Service Level Agreement (SLA)

This is part of the contract between a company providing any service, and the customer receiving that service. The SLA sets out what the customer can expect, so for instance a nursing-home provider may include things like nursing staff availability hours and the standard of nutrition to be provided in meals offered to residents; whereas a pizza delivery company might promise that a customer will receive their pizza within half an hour. SLA data can feed into KPIs, Quality Assurance, Audit trails and survey data (among others).
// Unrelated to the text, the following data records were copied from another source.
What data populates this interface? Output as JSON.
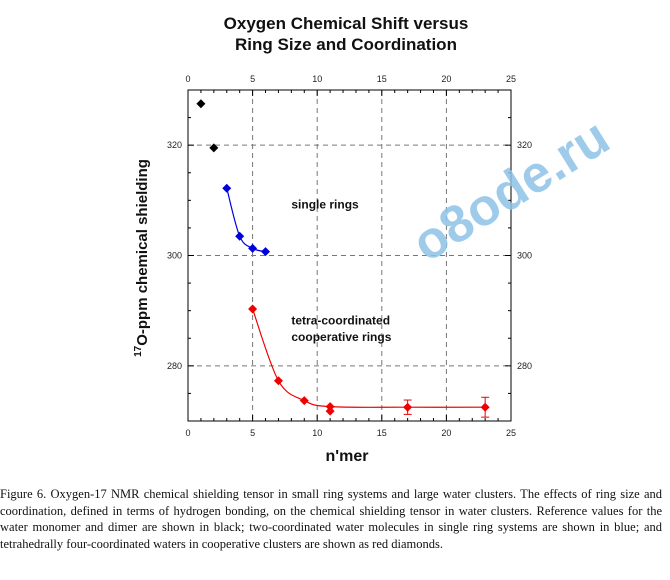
{
  "chart_data": {
    "type": "scatter",
    "title_line1": "Oxygen Chemical Shift versus",
    "title_line2": "Ring Size and Coordination",
    "xlabel": "n'mer",
    "ylabel_sup": "17",
    "ylabel": "O-ppm chemical shielding",
    "xlim": [
      0,
      25
    ],
    "ylim": [
      270,
      330
    ],
    "x_ticks": [
      0,
      5,
      10,
      15,
      20,
      25
    ],
    "y_ticks": [
      280,
      300,
      320
    ],
    "grid": true,
    "grid_style": "dashed",
    "series": [
      {
        "color": "#000000",
        "marker": "diamond",
        "x": [
          1,
          2
        ],
        "y": [
          327.5,
          319.5
        ],
        "fit": false
      },
      {
        "color": "#0000dd",
        "marker": "diamond",
        "x": [
          3,
          4,
          5,
          6
        ],
        "y": [
          312.2,
          303.5,
          301.3,
          300.7
        ],
        "fit": true
      },
      {
        "color": "#ee0000",
        "marker": "diamond",
        "x": [
          5,
          7,
          9,
          11,
          11,
          17,
          23
        ],
        "y": [
          290.3,
          277.3,
          273.7,
          272.6,
          271.8,
          272.5,
          272.5
        ],
        "err": [
          0,
          0,
          0,
          0,
          0,
          1.3,
          1.8
        ],
        "fit": true
      }
    ],
    "annotations": [
      {
        "text": "single rings",
        "x": 8,
        "y": 308.5
      },
      {
        "text": "tetra-coordinated",
        "x": 8,
        "y": 287.5
      },
      {
        "text": "cooperative rings",
        "x": 8,
        "y": 284.5
      }
    ]
  },
  "watermark": "o8ode.ru",
  "caption": "Figure 6.  Oxygen-17 NMR chemical shielding tensor in small ring systems and large water clusters. The effects of ring size and coordination, defined in terms of hydrogen bonding, on the chemical shielding tensor in water clusters. Reference values for the water monomer and dimer are shown in black; two-coordinated water molecules in single ring systems are shown in blue; and tetrahedrally four-coordinated waters in cooperative clusters are shown as red diamonds."
}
Photo by Casito. Licence: CC-BY-SA.
A realistic target value for any measure, whether the measure be profit-related, service level, or any other performance or business area. Ideally, targets are set based on a combination of the trend shown by previous data, and ‘vision’ (or hopes) based around any improvement projects that have been implemented. They should be realistic and possible, and a natural progression of trends and achievable forecasts. Although target-setting is often seen as the job of senior management, in reality the task often falls to the data analysts, either to advise management on target-setting, or to decide outright what the company targets will be.

Visual Basic (VB) (Microsoft)

A high-level programming language, and one that is quite simple to learn. Learning VB will give you an edge, since it works inside, or as an interface to, many other data management programmes, like Excel (which uses Visual Basic for Applications (VBA), which is a cut-down version of VB) and Crystal Reports.